Thu, Feb 24, 2011 - Page 10 News List

Japan posts first trade deficit in nearly two years

AFP, TOKYO

Japan posted its first trade deficit in almost two years last month, officials said yesterday, amid rising commodity prices and weak demand for its exports ahead of China’s Lunar New Year holiday.

The finance ministry said exports, a key driver of Japan’s economy, rose just 1.4 percent last month — the 14th consecutive month of growth, but a well off the 13 percent on-year surge in December.

That came as instability in the Middle East and North Africa pushed the price of oil and other commodities up amid concerns supplies could be cut, sending resource-poor Japan’s import bill up 12.4 percent.

And analysts warned that with commodity prices looking set rise further Japan could see its cost of imports continue to grow.

The trade deficit for export-dependent Japan, which is struggling to revive its sagging economy, stood at ¥471.42 billion (US$5.7 billion), compared with forecasts for a ¥49.6 billion surplus.

Yesterday’s trade data showed Japan’s imports last month at ¥5.44 trillion as the country was forced to pay more for iron ore and petroleum products as well as oil.

Exports were ¥4.97 trillion, modestly higher than a year earlier, thanks partly to demand for steel and construction machinery.

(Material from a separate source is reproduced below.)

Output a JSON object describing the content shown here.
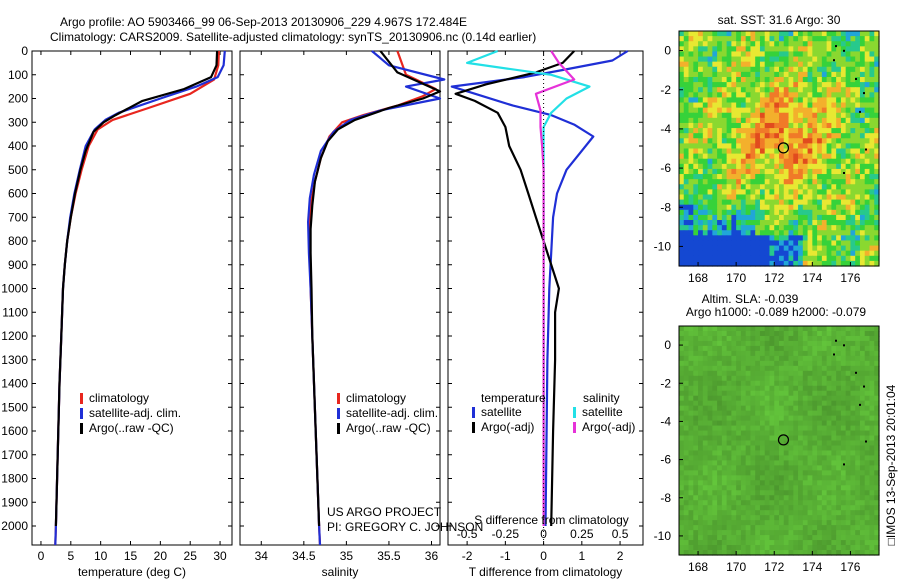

“Exports to China grew by only 1 percent in January, compared with 20.1 percent in December,” a finance ministry official said.

“Overall exports, mainly to China and other parts of Asia where people celebrate the Lunar New Year holiday, slowed because of shipping adjustments,” he said of the lead-up to the holiday.

The economy, hit hard by the global downturn, is however broadly gathering steam as wider overseas demand remains strong, and officials predict the trade balance will swing back to black soon.

“The global economy has been recovering since late last year while a relatively lower yen is also helping Japanese exporters,” said Hiroshi Watanabe, economist at Daiwa Institute of Research.

However, Watanabe said the trade balance could be squeezed further in the coming months because of higher commodity prices, especially crude from the Middle East where Japan sources 90 percent of its oil.

“There are three main factors behind the surging commodity prices,” he said. “Emerging economies are expanding further. Speculative capital is also hiking prices due to monetary easing policies of the world’s major economies. Finally, the instability in the Middle East is pushing prices of oil and other resources higher.”

The Bank of Japan this week upgraded its view of the economy for the first time in nine months on accelerating global growth but kept its easy monetary policy in place due to persistent deflation.

Japan’s real GDP slipped an annualized 1.1 percent in the December quarter as expiring auto subsidies hit car sales, a new tobacco tax sapped cigarette demand and a strong yen hurt exports.

However, the contraction was smaller than expected, and there are hopes the economy will pick up this quarter.